National Community Church releases NCC Worship’s first label-distributed recording, You Alone.
Produced by Kurtis Parks and Kyle Lee (All Sons & Daughters, Pocket Full of Rocks), You Alone features lead vocalists/musicians Parks, Joel Buckner, Carolina Soto, Dan Rivera and Chris Douglas. Parks, who also serves as NCC’s Worship Director, came to NCC via Nashville where he spent four years touring with his rock band, The Season, which led worship at camps, conferences and churches around the country. Buckner, who serves as NCC’s Worship Leader, has been leading worship nearly all his life on many platforms across the country and around the world.
Different from regular product configurations, You Alone is bundled as a five-song project with full studio recordings, stripped down, live versions of each song and videos of those live versions recorded at Ebenezers coffeehouse. Meant to be a resource for other churches’ worship teams, this Worship Resource Pack also includes lyrics and mini teaching messages from NCC lead pastor, Mark Batterson.

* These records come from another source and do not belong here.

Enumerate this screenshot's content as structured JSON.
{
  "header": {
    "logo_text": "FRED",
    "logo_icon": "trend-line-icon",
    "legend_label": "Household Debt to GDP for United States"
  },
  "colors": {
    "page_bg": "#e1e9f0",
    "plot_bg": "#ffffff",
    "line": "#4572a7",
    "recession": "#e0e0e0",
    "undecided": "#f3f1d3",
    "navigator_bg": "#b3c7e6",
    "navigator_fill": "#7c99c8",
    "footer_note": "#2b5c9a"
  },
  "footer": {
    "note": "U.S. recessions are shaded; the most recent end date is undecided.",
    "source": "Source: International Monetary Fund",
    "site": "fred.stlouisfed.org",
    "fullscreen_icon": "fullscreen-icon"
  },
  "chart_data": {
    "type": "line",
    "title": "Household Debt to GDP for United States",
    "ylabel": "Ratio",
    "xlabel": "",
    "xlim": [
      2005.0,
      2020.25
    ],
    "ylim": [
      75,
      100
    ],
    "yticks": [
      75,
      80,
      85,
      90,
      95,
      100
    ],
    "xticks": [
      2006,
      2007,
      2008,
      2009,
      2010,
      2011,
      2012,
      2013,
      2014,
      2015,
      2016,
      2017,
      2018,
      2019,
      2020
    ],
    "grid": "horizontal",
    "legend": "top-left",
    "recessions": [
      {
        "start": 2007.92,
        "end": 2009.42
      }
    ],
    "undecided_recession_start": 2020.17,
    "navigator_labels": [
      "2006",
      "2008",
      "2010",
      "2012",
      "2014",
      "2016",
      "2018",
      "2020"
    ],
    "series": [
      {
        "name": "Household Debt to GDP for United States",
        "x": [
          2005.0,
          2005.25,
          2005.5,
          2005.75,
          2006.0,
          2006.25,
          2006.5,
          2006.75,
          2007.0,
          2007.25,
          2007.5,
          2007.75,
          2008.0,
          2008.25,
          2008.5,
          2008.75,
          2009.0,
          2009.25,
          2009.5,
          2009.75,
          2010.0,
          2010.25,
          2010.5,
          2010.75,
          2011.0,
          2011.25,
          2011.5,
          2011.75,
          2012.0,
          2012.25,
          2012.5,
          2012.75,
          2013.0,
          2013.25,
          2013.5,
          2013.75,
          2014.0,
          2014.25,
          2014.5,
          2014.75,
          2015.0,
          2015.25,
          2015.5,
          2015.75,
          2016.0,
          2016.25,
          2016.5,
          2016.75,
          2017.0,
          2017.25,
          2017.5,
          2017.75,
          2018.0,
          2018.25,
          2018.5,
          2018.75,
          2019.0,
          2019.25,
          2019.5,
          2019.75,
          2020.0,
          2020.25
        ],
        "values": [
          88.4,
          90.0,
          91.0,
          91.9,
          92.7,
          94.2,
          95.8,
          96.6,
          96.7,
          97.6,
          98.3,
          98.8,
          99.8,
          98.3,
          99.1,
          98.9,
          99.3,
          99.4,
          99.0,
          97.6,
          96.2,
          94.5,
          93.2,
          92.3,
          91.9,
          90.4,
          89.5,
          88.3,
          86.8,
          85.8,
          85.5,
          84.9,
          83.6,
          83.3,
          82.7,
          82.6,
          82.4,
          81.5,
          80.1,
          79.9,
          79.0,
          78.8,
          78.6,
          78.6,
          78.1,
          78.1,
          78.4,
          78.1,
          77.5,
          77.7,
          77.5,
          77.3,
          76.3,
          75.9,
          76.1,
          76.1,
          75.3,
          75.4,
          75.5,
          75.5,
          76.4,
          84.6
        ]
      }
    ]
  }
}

For the opening 5 tracks, the songs are given the full band treatment. The album opens with Majestic which starts with a synth led keyboard sound which is then powered over with all instruments blasting into a full power praise song. The same could be said for ’Christ The Lord Is Risen Today’(He Is Not Dead)’. Both tracks use synths, drums and guitars as you would expect from a worship band who are shouting about the amazing God we have.
For me, ’You Alone’ and ’Eternal One (Psalm 145)’ are the two standout tracks. They push the boundaries musically, keeping the listener on their toes. Both are strong songs with a strong messages pouring out of them.
Yet the whole album is given a different spin when you hear ’Where Would I Be’, this intimate, tender track is simply beautiful. The lyrics of ”Where would I be without your Grace, Where would I be without your love” just touch part of your soul and heart, and take you back to thinking ‘without God we have nothing’.
So as a five track album, this is a solid offering from NCC, with each listen I enjoyed the songs more. We then move to the 5 stripped down versions and for me I think I preferred the songs like this. I can’t put my finger on why. Maybe it’s the fact as a listener you are not distracted by the production of the songs, maybe the songs feel like they are part of a worship time as you can hear a group of people singing together, or maybe they work better like this.
Majestic’s lyrics come over more in the live stripped back version, and the song has some great lines. ’Christ The Lord Is Risen (He Is Not Dead)’ has a fist pumping, ‘yeah’ feel to it. It even has a modern hymn feel. ’You Alone’ is more intimate and honest and ’Eternal One (Psalm 145)’ feels fresher and cleaner as a song in this format. The standout song Where Would I be still sounds great like this, yet I think the studio version has a more haunting element to it which I enjoyed. It’s still a song that will leave you with your head bowed in praise.
As a concept this album is very interesting. Hearing two different versions of each song gives the songs time to grow into the songs they wants to be. The guys at NCC Worship want you to be able to use these songs in your times of worship and in your church, with them showing you two different ways of playing them and how they can work in different settings. Overall this is a solid 5 track album, and I would love to hear more of what these guys are going to bring in the next few years.